Irene communicates through actions but the staff at the Kimberley Centre never made any effort to communicate with her. When I was older and more involved in her care, I asked the staff if they would investigate developing a specific sign language for Irene, which would allow her to point to pictures, but they didn’t do that.

Irene would sometimes come home with injuries such as scarring, stitches or grazes, and no explanation was given. I now know from her file that she was physically assaulted several times by other residents. I counted 77 head injuries recorded in her file and that is with almost 30 years of records missing. She was also put into seclusion as a punishment, for a total of 18 days, sometimes for a few days in a row. To put somebody who is claustrophobic, or was, in seclusion where it wasn't even a safe environment, is reprehensible. Once she was in seclusion for eight hours. I can only imagine how distressing this would have been for her. Another time she came out with an injury from her time in there.

She didn’t get any education or training at the Kimberley Centre. In fact, she regressed. She was learning things at home, like how to use a spoon or go to the toilet without a nappy, but she wasn’t able to do these things when she left the Kimberley Centre.

Another consistent issue was the loss of Irene’s personal items. The Kimberley Centre had a communal laundry and anything that was good just disappeared.

The worst thing that happened to Irene at the Kimberley Centre was the indiscriminate drugging. She was on a concoction of drugs that had all sorts of side effects – drowsiness, nausea, fatigue and co-ordination disturbance. She was given a drug or injection to stop her periods. Melleril was the worst – Irene was like a zombie on Melleril and my father, who was a pharmacist, advocated for a long time to ensure Irene was given the appropriate drugs. While there were alternatives to drugging Irene if she was hyperactive, I think because the Kimberley Centre was understaffed, drugs were an easy way to subdue residents. When she was weaned off drugs in the late 2000s she became very perky.

Irene got very thin in her 40s. She weighed around 33 kilograms and it was a shocking sight. Our family doctor ordered blood tests because he thought she might have AIDS – that’s how awful she looked. My father wanted the Kimberley Centre to refer Irene to a specialist but this was met with resistance from the manager and the Kimberley Centre doctor, who said there was no point in a second opinion.
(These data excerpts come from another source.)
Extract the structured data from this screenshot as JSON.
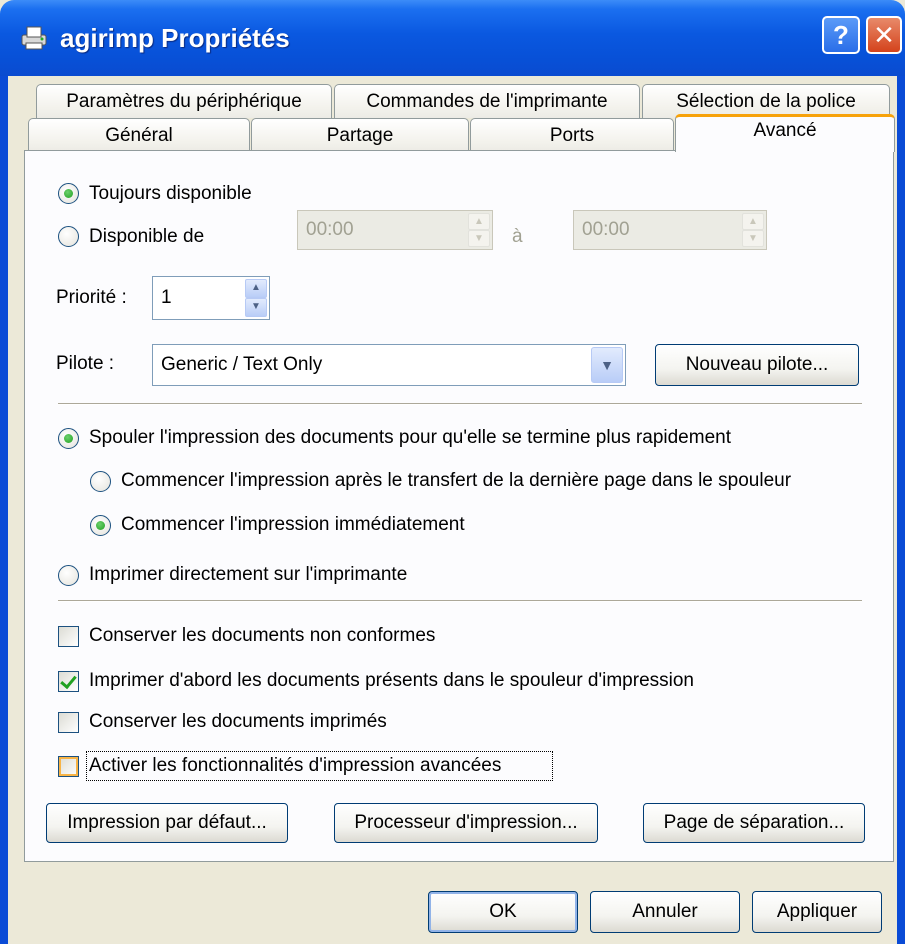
{
  "window": {
    "title": "agirimp Propriétés",
    "help_label": "?",
    "close_label": "✕"
  },
  "tabs": {
    "row_top": [
      "Paramètres du périphérique",
      "Commandes de l'imprimante",
      "Sélection de la police"
    ],
    "row_bottom": [
      "Général",
      "Partage",
      "Ports",
      "Avancé"
    ],
    "active": "Avancé"
  },
  "availability": {
    "always_label": "Toujours disponible",
    "from_label": "Disponible de",
    "from_time": "00:00",
    "to_label": "à",
    "to_time": "00:00",
    "selected": "always"
  },
  "priority": {
    "label": "Priorité :",
    "value": "1"
  },
  "driver": {
    "label": "Pilote :",
    "selected": "Generic / Text Only",
    "new_driver_button": "Nouveau pilote..."
  },
  "spool": {
    "spool_label": "Spouler l'impression des documents pour qu'elle se termine plus rapidement",
    "after_last_page_label": "Commencer l'impression après le transfert de la dernière page dans le spouleur",
    "immediately_label": "Commencer l'impression immédiatement",
    "direct_label": "Imprimer directement sur l'imprimante"
  },
  "options": {
    "hold_mismatched": {
      "label": "Conserver les documents non conformes",
      "checked": false
    },
    "print_spooled_first": {
      "label": "Imprimer d'abord les documents présents dans le spouleur d'impression",
      "checked": true
    },
    "keep_printed": {
      "label": "Conserver les documents imprimés",
      "checked": false
    },
    "advanced_features": {
      "label": "Activer les fonctionnalités d'impression avancées",
      "checked": false
    }
  },
  "panel_buttons": {
    "defaults": "Impression par défaut...",
    "processor": "Processeur d'impression...",
    "separator": "Page de séparation..."
  },
  "dialog_buttons": {
    "ok": "OK",
    "cancel": "Annuler",
    "apply": "Appliquer"
  }
}
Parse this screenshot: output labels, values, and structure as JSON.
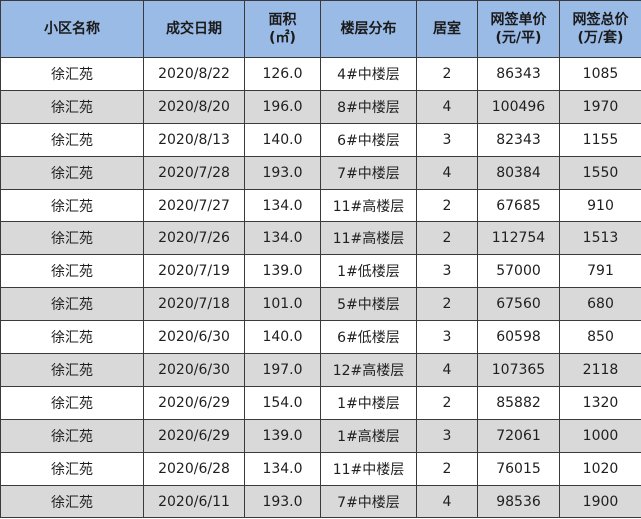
{
  "headers": {
    "name": "小区名称",
    "date": "成交日期",
    "area_line1": "面积",
    "area_line2": "(㎡)",
    "floor": "楼层分布",
    "rooms": "居室",
    "price_line1": "网签单价",
    "price_line2": "(元/平)",
    "total_line1": "网签总价",
    "total_line2": "(万/套)"
  },
  "rows": [
    {
      "name": "徐汇苑",
      "date": "2020/8/22",
      "area": "126.0",
      "floor": "4#中楼层",
      "rooms": "2",
      "price": "86343",
      "total": "1085"
    },
    {
      "name": "徐汇苑",
      "date": "2020/8/20",
      "area": "196.0",
      "floor": "8#中楼层",
      "rooms": "4",
      "price": "100496",
      "total": "1970"
    },
    {
      "name": "徐汇苑",
      "date": "2020/8/13",
      "area": "140.0",
      "floor": "6#中楼层",
      "rooms": "3",
      "price": "82343",
      "total": "1155"
    },
    {
      "name": "徐汇苑",
      "date": "2020/7/28",
      "area": "193.0",
      "floor": "7#中楼层",
      "rooms": "4",
      "price": "80384",
      "total": "1550"
    },
    {
      "name": "徐汇苑",
      "date": "2020/7/27",
      "area": "134.0",
      "floor": "11#高楼层",
      "rooms": "2",
      "price": "67685",
      "total": "910"
    },
    {
      "name": "徐汇苑",
      "date": "2020/7/26",
      "area": "134.0",
      "floor": "11#高楼层",
      "rooms": "2",
      "price": "112754",
      "total": "1513"
    },
    {
      "name": "徐汇苑",
      "date": "2020/7/19",
      "area": "139.0",
      "floor": "1#低楼层",
      "rooms": "3",
      "price": "57000",
      "total": "791"
    },
    {
      "name": "徐汇苑",
      "date": "2020/7/18",
      "area": "101.0",
      "floor": "5#中楼层",
      "rooms": "2",
      "price": "67560",
      "total": "680"
    },
    {
      "name": "徐汇苑",
      "date": "2020/6/30",
      "area": "140.0",
      "floor": "6#低楼层",
      "rooms": "3",
      "price": "60598",
      "total": "850"
    },
    {
      "name": "徐汇苑",
      "date": "2020/6/30",
      "area": "197.0",
      "floor": "12#高楼层",
      "rooms": "4",
      "price": "107365",
      "total": "2118"
    },
    {
      "name": "徐汇苑",
      "date": "2020/6/29",
      "area": "154.0",
      "floor": "1#中楼层",
      "rooms": "2",
      "price": "85882",
      "total": "1320"
    },
    {
      "name": "徐汇苑",
      "date": "2020/6/29",
      "area": "139.0",
      "floor": "1#高楼层",
      "rooms": "3",
      "price": "72061",
      "total": "1000"
    },
    {
      "name": "徐汇苑",
      "date": "2020/6/28",
      "area": "134.0",
      "floor": "11#中楼层",
      "rooms": "2",
      "price": "76015",
      "total": "1020"
    },
    {
      "name": "徐汇苑",
      "date": "2020/6/11",
      "area": "193.0",
      "floor": "7#中楼层",
      "rooms": "4",
      "price": "98536",
      "total": "1900"
    }
  ]
}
We found out around this time that she was being placed in a special chair where she was strapped in and force fed. Irene has trouble eating. My father explained that all it requires is patience, but the staff didn’t listen. This had lasting effects on Irene – for many years, if anyone came to feed her, she cowered, and it could take up to two hours to feed her because she was so afraid.

Irene also had problems with her teeth and was scared of going to the dentist. Because of the difficulty, the staff at the Kimberley Centre decided it would be easier if all her teeth were removed. If felt like a final indignity.

The Kimberley Centre was a hellhole. Irene never deserved to be hurt or frightened – she deserved to have the best life that was available to her, but that has not happened.[54]

 

Footnotes

[54] Witness statement of Margaret Priest on behalf of Irene Priest (January 2022).